Das Verlorene Labyrinth
Pierre-Roger de Mirepoix ließ ihn nur ungern ziehen, aber Sajhë hatte ...«
Er brach ab, stand auf und ging ein Stück den Hügel hinunter. Als er weitersprach, drehte er sich nicht um.
»Er war sechsundzwanzig«, sagte er. » Alaïs war älter, doch Sajhë ... er machte sich Hoffnungen. Er sah Alaïs jetzt mit anderen Augen, nicht mehr so, wie ein Bruder seine Schwester sieht. Er wusste, dass eine Heirat ausgeschlossen war, denn Guilhem du Mas lebte noch, aber er träumte davon, dass jetzt, wo er sich doch bewiesen hatte, mehr zwischen ihnen sein könnte.«
Alice zögerte kurz, dann stand sie auf und trat neben ihn. Als sie die Hand auf seinen Arm legte, fuhr Baillard zusammen, als hätte er ganz vergessen, dass sie da war.

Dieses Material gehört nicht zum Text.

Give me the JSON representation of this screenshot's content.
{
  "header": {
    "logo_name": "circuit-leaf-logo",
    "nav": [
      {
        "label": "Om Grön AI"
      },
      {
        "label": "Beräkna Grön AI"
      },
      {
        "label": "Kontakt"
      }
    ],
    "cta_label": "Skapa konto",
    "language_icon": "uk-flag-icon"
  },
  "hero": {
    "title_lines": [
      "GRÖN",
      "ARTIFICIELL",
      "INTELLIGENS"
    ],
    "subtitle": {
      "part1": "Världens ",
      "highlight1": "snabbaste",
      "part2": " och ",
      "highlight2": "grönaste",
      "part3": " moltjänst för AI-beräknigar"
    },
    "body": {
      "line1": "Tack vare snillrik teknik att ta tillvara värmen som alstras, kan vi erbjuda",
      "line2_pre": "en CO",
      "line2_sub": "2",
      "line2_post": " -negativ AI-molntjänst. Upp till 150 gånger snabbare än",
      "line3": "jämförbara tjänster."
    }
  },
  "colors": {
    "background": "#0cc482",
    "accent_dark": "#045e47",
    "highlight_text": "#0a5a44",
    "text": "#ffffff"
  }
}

»Was geschah dann?«, fragte sie leise und war seltsam nervös. Sie hatte das Gefühl, als würde sie eine Geschichte belauschen, die zu intim für fremde Ohren war.
»Er nahm seinen ganzen Mut zusammen, um mit ihr zu reden.« Baillard zauderte. »Harif wusste es. Wenn Sajhë ihn um Rat gebeten hätte, dann hätte er ihn gewarnt. So jedoch behielt er seine Meinung für sich.«
»Vielleicht wusste Sajhë , dass ihm das, was Harif zu sagen hatte, nicht gefallen würde.«
Baillard lächelte schwach, traurig. »Benleu.« Vielleicht. Alice wartete.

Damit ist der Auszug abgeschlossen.